La Chine est-elle responsable de la hausse des prix des matières premières ces dernières années ?

Oui. Bien que la Chine soit le plus grand producteur de la plupart des matières premières, elle a commencé à manquer d’offre intérieure dans les années 2000. Elle représente maintenant une part très importante du commerce mondial de matières premières, et est le principal déterminant des prix. Au début des années 2000, le secteur financier, inquiet du cours des actions, a remarqué l’augmentation de la demande chinoise et commencé à diversifier ses investissements dans cette classe d’actifs, renforçant la hausse des prix. Cela s’est passé au moment où le marché devenait plus tendu. Les producteurs avaient ralenti leurs investissements dans les années 90 car les prix étaient bas.

Cette tendance est-elle durable ?

Cela dépend de la demande et de l’offre. Du côté de la demande, la Chine a énormément investi dans les infrastructures et l’urbanisation, et continuera à le faire. Selon McKinsey, elle pourrait construire chaque année l’équivalent de 2,5 fois la surface résidentielle et commerciale de la ville de Chicago au cours des vingt prochaines années. En outre, à mesure que leurs revenus progressent, les Chinois changent leurs habitudes alimentaires et consomment plus de viande, ce qui nécessite des aliments pour animaux comme le soja et le maïs. La demande chinoise de matières premières devrait donc augmenter ces vingt prochaines années. Et l’offre ne pourra pas suivre. Dans l’agriculture, le rythme du changement technologique a diminué, en dépit des organismes génétiquement modifiés, et les problèmes d’irrigation et de variabilité du climat poussent les coûts de production à la hausse.

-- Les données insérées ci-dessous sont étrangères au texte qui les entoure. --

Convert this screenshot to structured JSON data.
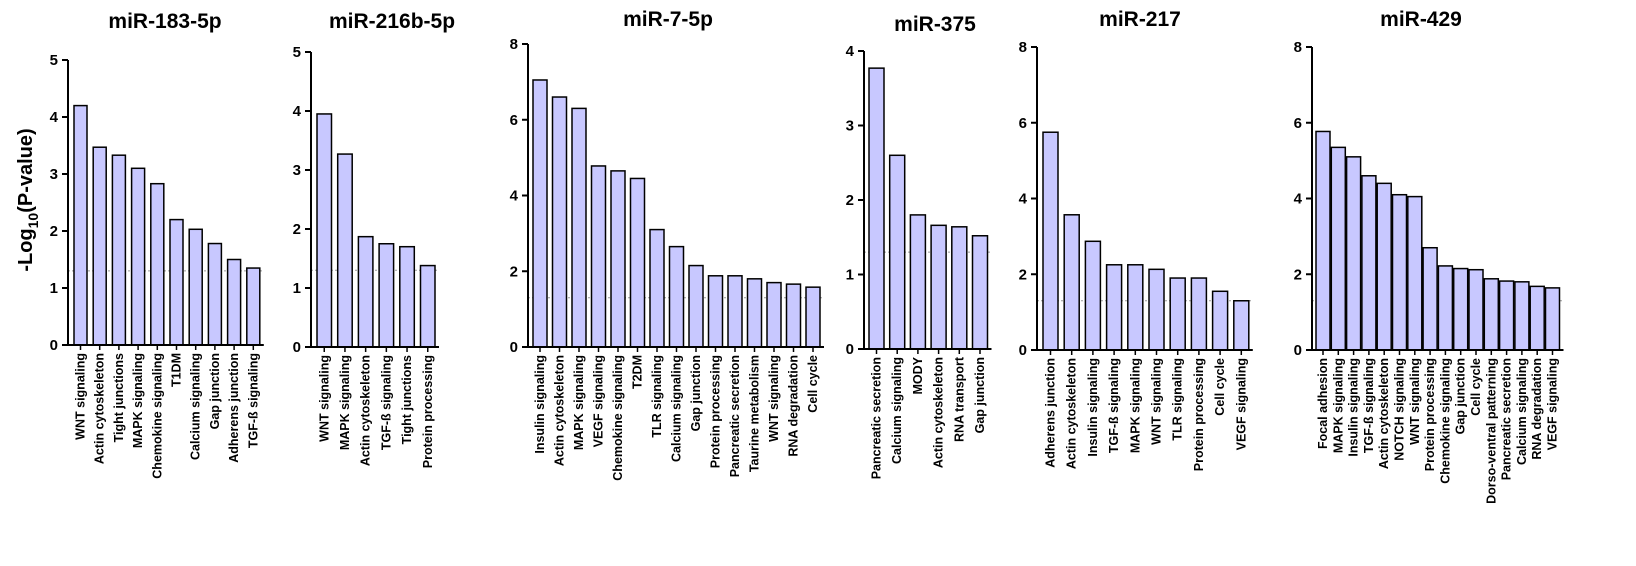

Pour le pétrole et le gaz, la révolution du schiste a lieu essentiellement aux Etats-Unis. En Chine, le système de distribution n’est pas assez efficace. Dans les métaux, il reste une offre potentielle à bas coût, mais elle se trouve principalement en Afrique, où il y a des problèmes d’infrastructures et d’interruption de production. Au cours des deux à trois prochaines années, les prix pourraient baisser parce que l’investissement dans la production a crû ces dernières années, mais les problèmes ne feront que s’accumuler.

*Auteur avec Masuma Farooki de 'The Impact of China on Global Commodity Prices' chez Routledge (2013).